Après, c’est bien pour lui de passer du temps avec le gamin, parce qu’il va avoir une sale journée aussi le petit : son père est en train de mourir, forçant Miranda à prendre en charge aussi la mère pour qu’elle puisse gérer ses émotions dans une chambre de l’hôpital. Et elle a raison de pleurer avant de retourner auprès de Noah, parce que Noah n’a même pas envie de vivre un mois de plus. Il sait que ça va coûter cher à sa famille et qu’il est en train de mourir de toute manière, et il veut que sa fin soit le plus rapide possible. C’est atroce, pour Thanksgiving, ça. Noah fait ainsi le choix de rentrer chez lui pour mourir en paix. Triste. Un peu comme Megan qui est forcée de mettre son fils sur une liste d’attente pour une greffe de cœur.
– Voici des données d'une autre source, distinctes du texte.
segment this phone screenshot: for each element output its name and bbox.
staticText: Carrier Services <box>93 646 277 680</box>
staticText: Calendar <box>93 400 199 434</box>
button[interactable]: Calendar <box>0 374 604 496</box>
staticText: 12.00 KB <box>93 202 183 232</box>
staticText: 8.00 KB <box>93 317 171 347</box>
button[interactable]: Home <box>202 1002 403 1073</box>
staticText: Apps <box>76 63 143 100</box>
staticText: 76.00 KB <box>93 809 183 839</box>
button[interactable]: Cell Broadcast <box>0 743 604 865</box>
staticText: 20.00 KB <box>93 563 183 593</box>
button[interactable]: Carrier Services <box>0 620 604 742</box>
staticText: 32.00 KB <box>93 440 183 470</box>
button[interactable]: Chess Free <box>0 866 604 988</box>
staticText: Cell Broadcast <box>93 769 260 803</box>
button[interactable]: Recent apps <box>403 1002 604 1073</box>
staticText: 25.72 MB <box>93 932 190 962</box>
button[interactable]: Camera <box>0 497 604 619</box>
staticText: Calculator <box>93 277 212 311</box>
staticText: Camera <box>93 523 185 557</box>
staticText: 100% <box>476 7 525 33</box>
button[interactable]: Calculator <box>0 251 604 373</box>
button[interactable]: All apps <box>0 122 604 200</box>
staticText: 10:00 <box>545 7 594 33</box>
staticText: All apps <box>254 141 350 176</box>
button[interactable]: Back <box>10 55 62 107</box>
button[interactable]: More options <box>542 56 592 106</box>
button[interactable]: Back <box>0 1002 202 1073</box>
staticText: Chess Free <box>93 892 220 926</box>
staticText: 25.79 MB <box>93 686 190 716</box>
Tout cela affecte Miranda, mais Miranda est surtout submergée par les émotions quand il est question de Pru. Elle est horrifiée de se rendre compte que ce bébé de deux ans a déjà perdu un parent et vit un deuil qu’elle n’a connu qu’adulte. Richard peut l’aider à faire face, heureusement, même si ce n’est qu’avec une part de tarte et un repas de Thanksgiving avec Nico, Levi, Jo et Luna. Par contre, ce repas de Thanksgiving pose quelques questions sur la chronologie quand même. On est dans un monde post-covid, donc 2022 ? Je sais que c’est supposé être fictionnel, mais Richard heureux d’avoir eu moins de pertes vitales cette année-là, c’était bizarre.

Pendant ce temps, au Minnesota, Meredith est coincée sous la neige et s’enferme dans sa chambre d’hôtel pour appeler Amelia et Zola, puis Nick. Celui-ci est supposé être en route pour une cabane où il passera son Thanksgiving seul, mais évidemment, il fait demi-tour quand il apprend que Meredith est coincée et va passer la soirée seule. Je sais que plein de fans n’aiment pas le couple Meredith/Nick, mais je trouve au contraire que pour l’instant, les scénaristes font un bon boulot pour que ça marche bien entre eux. Et ça marche sur moi aussi.

C’est simple, pas prise de tête, c’est sans moment gênant où ils se rendent compte qu’ils ont couché avec la même personne ou sont de la même famille, bref, c’est une relation à peu près normale et plutôt saine. Et ça fait du bien pour la série d’avoir un personnage complètement en-dehors de l’hôpital pour une fois, mais médecin quand même. C’est une belle relation, et c’est chouette aussi de voir une scène d’amour à peu près normale pour Meredith et Nick.